Though I believe it mainly succeeds in speaking the story, the ultimate picture appears like an try at metacommentary that, thematically, falls flat. In case you weren’t acquainted with the telltale indicators of AI imagery, you would miss that commentary altogether. Though the picture was a useless giveaway for AI origin to me and the remainder of our artwork workforce, it doesn’t possess any of the extra stylistic points of a few of Szauder’s different work, leaving the central visible metaphor to do the concept’s heavy lifting, and giving the entire thing a sickly however barely boring vibe.
The inconsistent likeness on all the faces (one thing a portrait illustrator may’ve managed for) can also be a useless giveaway for AI’s limitations, and the artificial studio backdrop surroundings makes the entire thing really feel like a Lifetouch elementary college photograph. The murky intentionality and bland presentation create extra questions for the viewer than they do inform the story of Sam Altman’s many faces.

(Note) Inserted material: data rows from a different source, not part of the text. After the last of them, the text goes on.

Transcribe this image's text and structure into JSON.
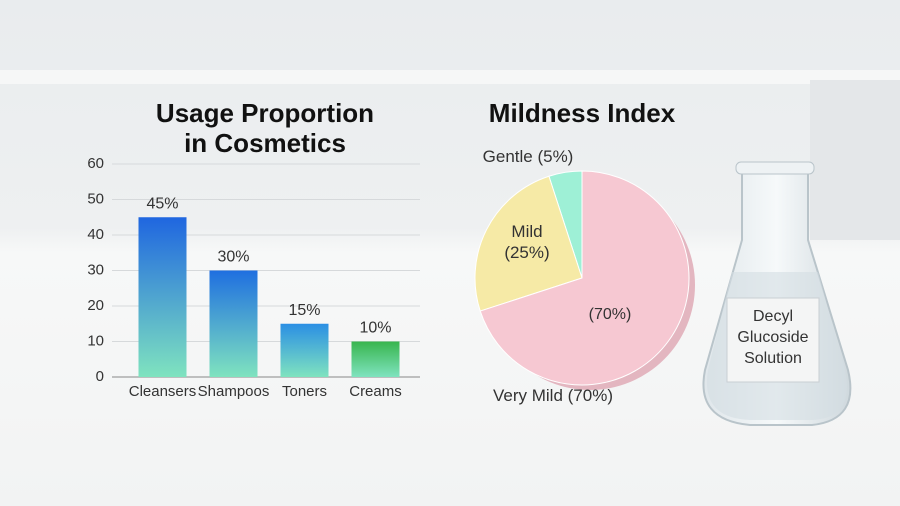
{
  "chart_data": [
    {
      "type": "bar",
      "title": "Usage Proportion in Cosmetics",
      "categories": [
        "Cleansers",
        "Shampoos",
        "Toners",
        "Creams"
      ],
      "values": [
        45,
        30,
        15,
        10
      ],
      "value_labels": [
        "45%",
        "30%",
        "15%",
        "10%"
      ],
      "colors": [
        "#1f66e0",
        "#1f6fe0",
        "#2b8fe4",
        "#38b54e"
      ],
      "ylim": [
        0,
        60
      ],
      "yticks": [
        0,
        10,
        20,
        30,
        40,
        50,
        60
      ],
      "grid": true
    },
    {
      "type": "pie",
      "title": "Mildness Index",
      "categories": [
        "Gentle (5%)",
        "Mild (25%)",
        "Very Mild (70%)"
      ],
      "values": [
        5,
        25,
        70
      ],
      "value_labels": [
        null,
        null,
        "(70%)"
      ],
      "colors": [
        "#9ef0d6",
        "#f6eaa6",
        "#f6c8d2"
      ]
    }
  ],
  "scene": {
    "flask_label": "Decyl Glucoside Solution"
  }
}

In contrast, Szauder’s different New Yorker piece feels prefer it comes from extra fascinating supply materials. It’s extra cinematic, and the squirming texture of the pit’s colourful partitions echoes again to the early days of AI when the top outcomes had been much more chaotic and unpredictable.

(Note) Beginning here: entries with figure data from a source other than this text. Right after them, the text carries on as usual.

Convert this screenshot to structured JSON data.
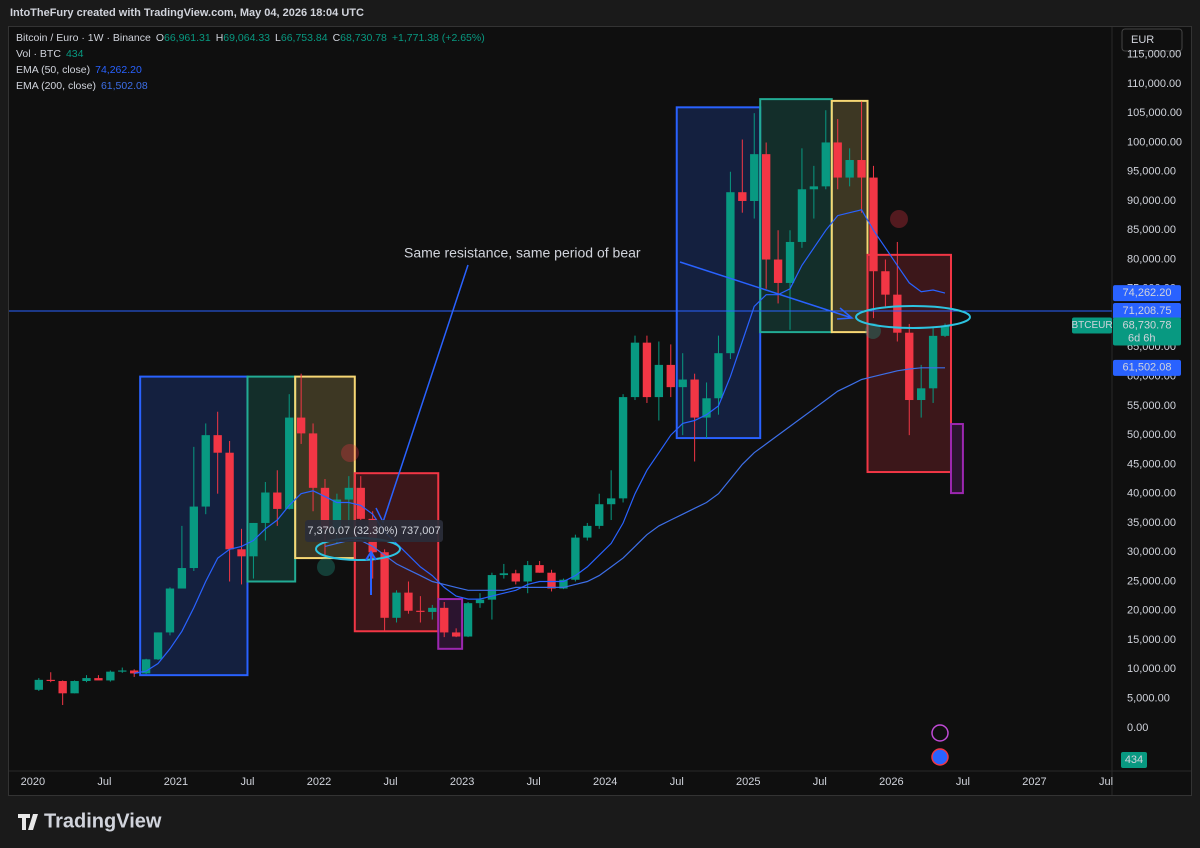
{
  "header": {
    "byline": "IntoTheFury created with TradingView.com, May 04, 2026 18:04 UTC",
    "symbol": "Bitcoin / Euro · 1W · Binance",
    "ohlc": [
      {
        "key": "O",
        "value": "66,961.31"
      },
      {
        "key": "H",
        "value": "69,064.33"
      },
      {
        "key": "L",
        "value": "66,753.84"
      },
      {
        "key": "C",
        "value": "68,730.78"
      }
    ],
    "change": "+1,771.38 (+2.65%)",
    "volume": {
      "name": "Vol · BTC",
      "value": "434"
    },
    "currency": "EUR"
  },
  "chart_data": {
    "type": "candlestick",
    "up_color": "#089981",
    "down_color": "#f23645",
    "x": [
      "2020-01",
      "2020-02",
      "2020-03",
      "2020-04",
      "2020-05",
      "2020-06",
      "2020-07",
      "2020-08",
      "2020-09",
      "2020-10",
      "2020-11",
      "2020-12",
      "2021-01",
      "2021-02",
      "2021-03",
      "2021-04",
      "2021-05",
      "2021-06",
      "2021-07",
      "2021-08",
      "2021-09",
      "2021-10",
      "2021-11",
      "2021-12",
      "2022-01",
      "2022-02",
      "2022-03",
      "2022-04",
      "2022-05",
      "2022-06",
      "2022-07",
      "2022-08",
      "2022-09",
      "2022-10",
      "2022-11",
      "2022-12",
      "2023-01",
      "2023-02",
      "2023-03",
      "2023-04",
      "2023-05",
      "2023-06",
      "2023-07",
      "2023-08",
      "2023-09",
      "2023-10",
      "2023-11",
      "2023-12",
      "2024-01",
      "2024-02",
      "2024-03",
      "2024-04",
      "2024-05",
      "2024-06",
      "2024-07",
      "2024-08",
      "2024-09",
      "2024-10",
      "2024-11",
      "2024-12",
      "2025-01",
      "2025-02",
      "2025-03",
      "2025-04",
      "2025-05",
      "2025-06",
      "2025-07",
      "2025-08",
      "2025-09",
      "2025-10",
      "2025-11",
      "2025-12",
      "2026-01",
      "2026-02",
      "2026-03",
      "2026-04",
      "2026-05"
    ],
    "open": [
      6500,
      8200,
      8000,
      5900,
      8000,
      8500,
      8100,
      9600,
      9800,
      9300,
      11700,
      16300,
      23800,
      27300,
      37800,
      50000,
      47000,
      30500,
      29300,
      35000,
      40200,
      37400,
      53000,
      50300,
      41000,
      34000,
      39000,
      41000,
      35700,
      30000,
      18800,
      23100,
      20000,
      19800,
      20500,
      16300,
      15600,
      21300,
      21900,
      26100,
      26400,
      25000,
      27800,
      26500,
      23800,
      25300,
      32500,
      34500,
      38200,
      39200,
      56500,
      65800,
      56500,
      62000,
      58200,
      59500,
      53000,
      56300,
      64000,
      91500,
      90000,
      98000,
      80000,
      76000,
      83000,
      92000,
      92500,
      100000,
      94000,
      97000,
      94000,
      78000,
      74000,
      67500,
      56000,
      58000,
      66961.31
    ],
    "high": [
      8500,
      9500,
      8100,
      8100,
      9000,
      9000,
      9800,
      10300,
      10000,
      11800,
      16300,
      24000,
      34500,
      48000,
      52000,
      54000,
      49000,
      34000,
      35000,
      42000,
      44000,
      57000,
      60500,
      52000,
      42500,
      40000,
      43000,
      43000,
      37000,
      30500,
      23500,
      25000,
      22500,
      21000,
      21500,
      17000,
      21500,
      23000,
      26500,
      28000,
      27000,
      28500,
      28500,
      27000,
      25500,
      33000,
      35000,
      40000,
      44000,
      57000,
      67000,
      67000,
      66000,
      65500,
      64000,
      60500,
      59000,
      67000,
      95000,
      100500,
      105000,
      100000,
      85000,
      85000,
      99000,
      96000,
      105500,
      104000,
      99000,
      107000,
      96000,
      80000,
      83000,
      69000,
      62000,
      68500,
      69064.33
    ],
    "low": [
      6300,
      7800,
      3900,
      5900,
      7800,
      8200,
      7900,
      9400,
      8700,
      9200,
      11600,
      15800,
      23800,
      26800,
      36500,
      40000,
      25000,
      24500,
      25500,
      32000,
      34500,
      37300,
      48500,
      37000,
      29500,
      31500,
      34500,
      35500,
      25500,
      16500,
      18000,
      19500,
      18000,
      18500,
      15500,
      15500,
      15500,
      20500,
      18500,
      25500,
      24500,
      23000,
      26500,
      23300,
      23700,
      25000,
      32000,
      34000,
      35500,
      38500,
      56000,
      55500,
      52500,
      56500,
      50000,
      45500,
      49500,
      53500,
      63000,
      88000,
      87000,
      75000,
      72500,
      68000,
      82000,
      87000,
      92000,
      92000,
      92500,
      88000,
      70000,
      72000,
      66000,
      50000,
      53000,
      55500,
      66753.84
    ],
    "close": [
      8200,
      8000,
      5900,
      8000,
      8500,
      8100,
      9600,
      9800,
      9300,
      11700,
      16300,
      23800,
      27300,
      37800,
      50000,
      47000,
      30500,
      29300,
      35000,
      40200,
      37400,
      53000,
      50300,
      41000,
      34000,
      39000,
      41000,
      35700,
      30000,
      18800,
      23100,
      20000,
      19800,
      20500,
      16300,
      15600,
      21300,
      21900,
      26100,
      26400,
      25000,
      27800,
      26500,
      23800,
      25300,
      32500,
      34500,
      38200,
      39200,
      56500,
      65800,
      56500,
      62000,
      58200,
      59500,
      53000,
      56300,
      64000,
      91500,
      90000,
      98000,
      80000,
      76000,
      83000,
      92000,
      92500,
      100000,
      94000,
      97000,
      94000,
      78000,
      74000,
      67500,
      56000,
      58000,
      66961.31,
      68730.78
    ],
    "lines": [
      {
        "name": "EMA (50, close)",
        "legend_value": "74,262.20",
        "color": "#2962ff",
        "values": [
          null,
          null,
          null,
          null,
          null,
          null,
          null,
          null,
          9300,
          9700,
          11000,
          13500,
          16500,
          20500,
          25000,
          29000,
          30500,
          31000,
          32000,
          34000,
          35500,
          38000,
          40000,
          40500,
          39500,
          38500,
          38500,
          38000,
          36500,
          33500,
          31500,
          29500,
          27500,
          26000,
          24000,
          22500,
          22000,
          22000,
          22500,
          23000,
          23500,
          24500,
          25000,
          25000,
          25000,
          26000,
          27500,
          29500,
          31500,
          35000,
          40000,
          44000,
          47000,
          50000,
          52000,
          52500,
          53500,
          55000,
          60000,
          66000,
          72000,
          74000,
          74000,
          75000,
          79000,
          82000,
          85000,
          87500,
          88000,
          88500,
          85000,
          82000,
          79000,
          76000,
          74500,
          74800,
          74262.2
        ]
      },
      {
        "name": "EMA (200, close)",
        "legend_value": "61,502.08",
        "color": "#3d6fe8",
        "values": [
          null,
          null,
          null,
          null,
          null,
          null,
          null,
          null,
          null,
          null,
          null,
          null,
          null,
          null,
          null,
          null,
          null,
          null,
          null,
          null,
          null,
          null,
          null,
          null,
          31000,
          31500,
          32000,
          32000,
          31000,
          29500,
          28000,
          27000,
          26000,
          25000,
          24500,
          24000,
          23500,
          23500,
          23500,
          23500,
          24000,
          24000,
          24000,
          24000,
          24000,
          24500,
          25000,
          26000,
          27500,
          29000,
          31000,
          33000,
          34500,
          35500,
          36500,
          37500,
          38500,
          40000,
          42500,
          45000,
          47000,
          48500,
          50000,
          51500,
          53000,
          54500,
          56000,
          57500,
          58500,
          59500,
          60000,
          60500,
          61000,
          61300,
          61500,
          61500,
          61502.08
        ]
      }
    ],
    "boxes": [
      {
        "x": [
          "2020-10",
          "2021-07"
        ],
        "y": [
          9000,
          60000
        ],
        "color": "#2962ff"
      },
      {
        "x": [
          "2021-07",
          "2021-11"
        ],
        "y": [
          25000,
          60000
        ],
        "color": "#22ab94"
      },
      {
        "x": [
          "2021-11",
          "2022-04"
        ],
        "y": [
          29000,
          60000
        ],
        "color": "#f7d774"
      },
      {
        "x": [
          "2022-04",
          "2022-11"
        ],
        "y": [
          16500,
          43500
        ],
        "color": "#f23645"
      },
      {
        "x": [
          "2022-11",
          "2023-01"
        ],
        "y": [
          13500,
          22000
        ],
        "color": "#9c27b0"
      },
      {
        "x": [
          "2024-07",
          "2025-02"
        ],
        "y": [
          49500,
          106000
        ],
        "color": "#2962ff"
      },
      {
        "x": [
          "2025-02",
          "2025-08"
        ],
        "y": [
          67600,
          107400
        ],
        "color": "#22ab94"
      },
      {
        "x": [
          "2025-08",
          "2025-11"
        ],
        "y": [
          67600,
          107100
        ],
        "color": "#f7d774"
      },
      {
        "x": [
          "2025-11",
          "2026-06"
        ],
        "y": [
          43700,
          80800
        ],
        "color": "#f23645"
      },
      {
        "x": [
          "2026-06",
          "2026-07"
        ],
        "y": [
          40100,
          51900
        ],
        "color": "#9c27b0"
      }
    ],
    "hline": {
      "value": 71208.75,
      "color": "#2962ff"
    },
    "price_labels": [
      {
        "value": 74262.2,
        "label": "74,262.20",
        "color": "#2962ff"
      },
      {
        "value": 71208.75,
        "label": "71,208.75",
        "color": "#2962ff"
      },
      {
        "value": 61502.08,
        "label": "61,502.08",
        "color": "#2962ff"
      }
    ],
    "last_price": {
      "value": 68730.78,
      "label": "68,730.78",
      "countdown": "6d 6h",
      "symbol": "BTCEUR",
      "color": "#089981"
    },
    "annotation": "Same resistance, same period of bear",
    "measure_label": "7,370.07 (32.30%) 737,007",
    "xlim": [
      "2019-11",
      "2027-07"
    ],
    "xticks": [
      {
        "value": "2020-01",
        "label": "2020"
      },
      {
        "value": "2020-07",
        "label": "Jul"
      },
      {
        "value": "2021-01",
        "label": "2021"
      },
      {
        "value": "2021-07",
        "label": "Jul"
      },
      {
        "value": "2022-01",
        "label": "2022"
      },
      {
        "value": "2022-07",
        "label": "Jul"
      },
      {
        "value": "2023-01",
        "label": "2023"
      },
      {
        "value": "2023-07",
        "label": "Jul"
      },
      {
        "value": "2024-01",
        "label": "2024"
      },
      {
        "value": "2024-07",
        "label": "Jul"
      },
      {
        "value": "2025-01",
        "label": "2025"
      },
      {
        "value": "2025-07",
        "label": "Jul"
      },
      {
        "value": "2026-01",
        "label": "2026"
      },
      {
        "value": "2026-07",
        "label": "Jul"
      },
      {
        "value": "2027-01",
        "label": "2027"
      },
      {
        "value": "2027-07",
        "label": "Jul"
      }
    ],
    "ylim": [
      -7200,
      117500
    ],
    "yticks": [
      {
        "value": 0,
        "label": "0.00"
      },
      {
        "value": 5000,
        "label": "5,000.00"
      },
      {
        "value": 10000,
        "label": "10,000.00"
      },
      {
        "value": 15000,
        "label": "15,000.00"
      },
      {
        "value": 20000,
        "label": "20,000.00"
      },
      {
        "value": 25000,
        "label": "25,000.00"
      },
      {
        "value": 30000,
        "label": "30,000.00"
      },
      {
        "value": 35000,
        "label": "35,000.00"
      },
      {
        "value": 40000,
        "label": "40,000.00"
      },
      {
        "value": 45000,
        "label": "45,000.00"
      },
      {
        "value": 50000,
        "label": "50,000.00"
      },
      {
        "value": 55000,
        "label": "55,000.00"
      },
      {
        "value": 60000,
        "label": "60,000.00"
      },
      {
        "value": 65000,
        "label": "65,000.00"
      },
      {
        "value": 70000,
        "label": "70,000.00"
      },
      {
        "value": 75000,
        "label": "75,000.00"
      },
      {
        "value": 80000,
        "label": "80,000.00"
      },
      {
        "value": 85000,
        "label": "85,000.00"
      },
      {
        "value": 90000,
        "label": "90,000.00"
      },
      {
        "value": 95000,
        "label": "95,000.00"
      },
      {
        "value": 100000,
        "label": "100,000.00"
      },
      {
        "value": 105000,
        "label": "105,000.00"
      },
      {
        "value": 110000,
        "label": "110,000.00"
      },
      {
        "value": 115000,
        "label": "115,000.00"
      }
    ],
    "grid": false
  },
  "footer": {
    "brand": "TradingView"
  }
}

I don’t wish to inform anybody who works in a area as precarious as freelance editorial illustration how they’re imagined to really feel about AI. The choice to rent Szauder as an example for The New Yorker doesn’t scare me, personally. It’s a much more reasoned editorial choice than the “greatest writing, wherever” publication filling its damaging area with shrimp Jesuses and regardless of the fuck that is. Inviting AI imagery into the pages of a world-renowned publication is unquestionably a slippery slope, and one which could possibly be seen as normalizing the usage of AI throughout the illustration trade. However The New Yorker didn’t create this drawback, and it didn’t single-handedly create the situations of uncertainty illustrators have confronted since lengthy earlier than we had gen AI to cope with. Very similar to the rabbit gap in Szauder’s first New Yorker AI picture, they’re stumbling down it identical to the remainder of us.